KNMG

Aanpak kindermishandeling moet beter

Naar schatting 100.000 - 150.000 kinderen zijn jaarlijks het slachtoffer van kindermishandeling. 50 tot 80 van hen komen zelfs te overlijden. De afgelopen jaren zijn veel plannen gelanceerd en afspraken gemaakt om de aanpak van kindermishandeling te verbeteren. Toch gaat er nog veel mis. Met name in de eerste lijn lijken artsen heel weinig melding te maken van kindermishandeling. Hoe komt dat? Zien zij het niet? Of willen zij het niet zien?

Op verzoek van de KNMG-districten Groningen, Friesland en Drenthe deed het UMCG onderzoek naar de knelpunten bij de signalering en melding van kindermishandeling in de 1e en 2e lijn. Dit resulteerde in een fraai rapport (1) dat op donderdag 4 oktober werd gepresenteerd tijdens een symposium getiteld ´Zorgen om kindermishandeling. Goede spelers slecht team?´ Meer dan 150 deelnemers, waaronder veel artsen, bezochten het symposium dat de districten in samenwerking met het Wenckebach Instituut van het UMCG organiseerden.

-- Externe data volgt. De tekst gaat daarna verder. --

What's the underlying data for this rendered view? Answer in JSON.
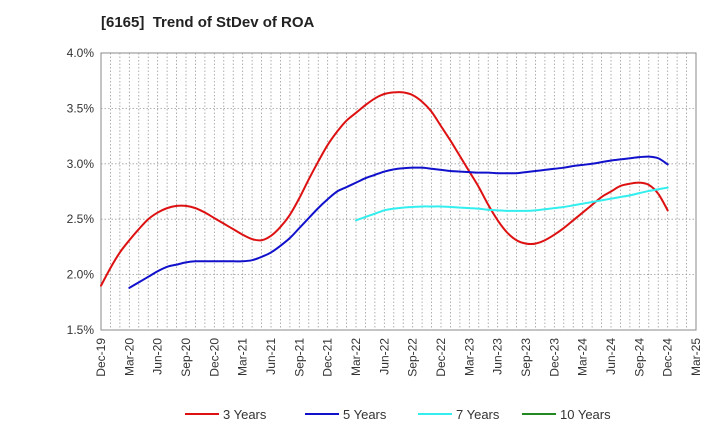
{
  "chart_data": {
    "type": "line",
    "title": "[6165]  Trend of StDev of ROA",
    "xlabel": "",
    "ylabel": "",
    "ylim": [
      1.5,
      4.0
    ],
    "y_ticks": [
      1.5,
      2.0,
      2.5,
      3.0,
      3.5,
      4.0
    ],
    "y_tick_labels": [
      "1.5%",
      "2.0%",
      "2.5%",
      "3.0%",
      "3.5%",
      "4.0%"
    ],
    "x_tick_labels": [
      "Dec-19",
      "Mar-20",
      "Jun-20",
      "Sep-20",
      "Dec-20",
      "Mar-21",
      "Jun-21",
      "Sep-21",
      "Dec-21",
      "Mar-22",
      "Jun-22",
      "Sep-22",
      "Dec-22",
      "Mar-23",
      "Jun-23",
      "Sep-23",
      "Dec-23",
      "Mar-24",
      "Jun-24",
      "Sep-24",
      "Dec-24",
      "Mar-25"
    ],
    "grid": true,
    "legend_position": "bottom",
    "series": [
      {
        "name": "3 Years",
        "color": "#dd1111",
        "x": [
          "Dec-19",
          "Jan-20",
          "Feb-20",
          "Mar-20",
          "Apr-20",
          "May-20",
          "Jun-20",
          "Jul-20",
          "Aug-20",
          "Sep-20",
          "Oct-20",
          "Nov-20",
          "Dec-20",
          "Jan-21",
          "Feb-21",
          "Mar-21",
          "Apr-21",
          "May-21",
          "Jun-21",
          "Jul-21",
          "Aug-21",
          "Sep-21",
          "Oct-21",
          "Nov-21",
          "Dec-21",
          "Jan-22",
          "Feb-22",
          "Mar-22",
          "Apr-22",
          "May-22",
          "Jun-22",
          "Jul-22",
          "Aug-22",
          "Sep-22",
          "Oct-22",
          "Nov-22",
          "Dec-22",
          "Jan-23",
          "Feb-23",
          "Mar-23",
          "Apr-23",
          "May-23",
          "Jun-23",
          "Jul-23",
          "Aug-23",
          "Sep-23",
          "Oct-23",
          "Nov-23",
          "Dec-23",
          "Jan-24",
          "Feb-24",
          "Mar-24",
          "Apr-24",
          "May-24",
          "Jun-24",
          "Jul-24",
          "Aug-24",
          "Sep-24",
          "Oct-24",
          "Nov-24",
          "Dec-24"
        ],
        "values": [
          1.9,
          2.06,
          2.2,
          2.31,
          2.41,
          2.5,
          2.56,
          2.6,
          2.62,
          2.62,
          2.6,
          2.56,
          2.51,
          2.46,
          2.41,
          2.36,
          2.32,
          2.31,
          2.35,
          2.43,
          2.54,
          2.69,
          2.86,
          3.02,
          3.17,
          3.29,
          3.39,
          3.46,
          3.53,
          3.59,
          3.63,
          3.645,
          3.645,
          3.62,
          3.56,
          3.47,
          3.34,
          3.21,
          3.07,
          2.93,
          2.79,
          2.63,
          2.49,
          2.38,
          2.31,
          2.28,
          2.28,
          2.31,
          2.36,
          2.42,
          2.49,
          2.56,
          2.63,
          2.7,
          2.75,
          2.8,
          2.82,
          2.83,
          2.81,
          2.73,
          2.58
        ]
      },
      {
        "name": "5 Years",
        "color": "#1111cc",
        "x": [
          "Mar-20",
          "Apr-20",
          "May-20",
          "Jun-20",
          "Jul-20",
          "Aug-20",
          "Sep-20",
          "Oct-20",
          "Nov-20",
          "Dec-20",
          "Jan-21",
          "Feb-21",
          "Mar-21",
          "Apr-21",
          "May-21",
          "Jun-21",
          "Jul-21",
          "Aug-21",
          "Sep-21",
          "Oct-21",
          "Nov-21",
          "Dec-21",
          "Jan-22",
          "Feb-22",
          "Mar-22",
          "Apr-22",
          "May-22",
          "Jun-22",
          "Jul-22",
          "Aug-22",
          "Sep-22",
          "Oct-22",
          "Nov-22",
          "Dec-22",
          "Jan-23",
          "Feb-23",
          "Mar-23",
          "Apr-23",
          "May-23",
          "Jun-23",
          "Jul-23",
          "Aug-23",
          "Sep-23",
          "Oct-23",
          "Nov-23",
          "Dec-23",
          "Jan-24",
          "Feb-24",
          "Mar-24",
          "Apr-24",
          "May-24",
          "Jun-24",
          "Jul-24",
          "Aug-24",
          "Sep-24",
          "Oct-24",
          "Nov-24",
          "Dec-24"
        ],
        "values": [
          1.88,
          1.93,
          1.98,
          2.03,
          2.07,
          2.09,
          2.11,
          2.12,
          2.12,
          2.12,
          2.12,
          2.12,
          2.12,
          2.13,
          2.16,
          2.2,
          2.26,
          2.33,
          2.42,
          2.51,
          2.6,
          2.68,
          2.75,
          2.79,
          2.83,
          2.87,
          2.9,
          2.93,
          2.95,
          2.96,
          2.965,
          2.965,
          2.955,
          2.945,
          2.935,
          2.93,
          2.925,
          2.92,
          2.92,
          2.915,
          2.915,
          2.915,
          2.925,
          2.935,
          2.945,
          2.955,
          2.965,
          2.98,
          2.99,
          3.0,
          3.015,
          3.03,
          3.04,
          3.05,
          3.06,
          3.065,
          3.05,
          2.995
        ]
      },
      {
        "name": "7 Years",
        "color": "#33eeee",
        "x": [
          "Mar-22",
          "Apr-22",
          "May-22",
          "Jun-22",
          "Jul-22",
          "Aug-22",
          "Sep-22",
          "Oct-22",
          "Nov-22",
          "Dec-22",
          "Jan-23",
          "Feb-23",
          "Mar-23",
          "Apr-23",
          "May-23",
          "Jun-23",
          "Jul-23",
          "Aug-23",
          "Sep-23",
          "Oct-23",
          "Nov-23",
          "Dec-23",
          "Jan-24",
          "Feb-24",
          "Mar-24",
          "Apr-24",
          "May-24",
          "Jun-24",
          "Jul-24",
          "Aug-24",
          "Sep-24",
          "Oct-24",
          "Nov-24",
          "Dec-24"
        ],
        "values": [
          2.49,
          2.52,
          2.55,
          2.58,
          2.595,
          2.605,
          2.61,
          2.615,
          2.615,
          2.615,
          2.61,
          2.605,
          2.6,
          2.595,
          2.585,
          2.58,
          2.575,
          2.575,
          2.575,
          2.58,
          2.59,
          2.6,
          2.61,
          2.625,
          2.64,
          2.655,
          2.67,
          2.685,
          2.7,
          2.715,
          2.735,
          2.755,
          2.77,
          2.785
        ]
      },
      {
        "name": "10 Years",
        "color": "#228822",
        "x": [],
        "values": []
      }
    ]
  }
}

Is het kindermishandeling?
Kindermishandeling is moeilijk te definiëren. Zelfs dagvoorzitter H.E.M. Baartman, emeritus hoogleraar VU met leeropdracht preventie en hulpverlening inzake kindermishandeling, bekende niet te weten wat kindermishandeling is. De wettelijke definitie is breed en onwerkbaar. Het meest praktisch is uit te gaan van alle gevallen waarin er zorgen bestaan over de veiligheid van een kind. Dat het ook moeilijk is om kindermishandeling te herkennen, bleek uit vrijwel alle inleidingen die volgden. Door middel van stemkastjes mochten de aanwezigen kenbaar maken of zij bij bepaalde casusinformatie aan kindermishandeling dachten of niet. De zaal was vaak unaniem maar zat er ook een paar keer behoorlijk naast. Huisartsen zien vaak slechts flarden en hebben vooral met emotionele verwaarlozing en -mishandeling te maken, de moeilijkst te herkennen vorm van kindermishandeling. 'Hou vast aan je niet pluisgevoel' was een advies van een van de inleiders. Volgens K.M. de Vries (onderzoekster UMCG) ervaren artsen vooral een gebrek aan kennis en vaardigheden. Zowel in de initiële artsenopleiding als in de verschillende vervolgopleidingen moet veel meer aandacht komen voor kindermishandeling. Alle artsen moeten basiskennis hebben over signaleren. De meest betrokken artsen, zoals huisartsen, jeugdartsen en kinderartsen, moeten specifieker worden geschoold en ook periodiek worden bijgeschoold. Ook moeten zij communicatieve vaardigheden trainen om gesprekken met ouders te voeren.

Meldcode KNMG
Uit het onderzoek blijkt ook dat onzekerheid over het beroepsgeheim nog steeds een knelpunt is. De Meldcode van de KNMG, die artsen houvast moet geven over de vraag wanneer het beroepsgeheim opzij mag worden gezet, moet beter worden geïmplementeerd. De Meldcode wordt momenteel geëvalueerd en begin 2008 aangepast. De Roode (KNMG) lichtte alvast een tipje van de sluier op. De Meldcode geeft artsen te veel ruimte om zich achter hun beroepsgeheim te verschuilen. Dat is uiteraard niet de bedoeling. Het belang van het kind staat ook voor de KNMG voorop. De maatschappelijke tendens van 'zwijgen, tenzij' naar 'spreken, tenzij' zal in de herziene Meldcode doorklinken. De Meldcode kan artsen bovendien beschermen tegen juridische stappen van ouders over schending van hun privacy.

Samenwerking en regie
Uit het Groningse onderzoek blijkt - niet verrassend - dat de samenwerking in de jeugdketen als een groot knelpunt wordt ervaren. Als oplossingen werden genoemd: meer persoonlijke ontmoetingen en gestructureerd overleg en meer duidelijkheid over de regie. Makkelijker gezegd dan gedaan was het, om een oplossing te vinden voor dat laatste probleem. In een van de workshops werd een functieprofiel 'ketenregisseur' ontwikkeld, compleet met beslissingsbevoegdheden en al. Maar de vraag wie die rol moet gaan vervullen, bleef een punt van discussie, de meeste deelnemers zagen hierin een rol weggelegd voor het Advies en Meldpunt Kindermishandeling als onderdeel van de jeugdzorg. Tijdens het symposium werd de vraag naar een landelijk Convenant bij de KNMG neergelegd.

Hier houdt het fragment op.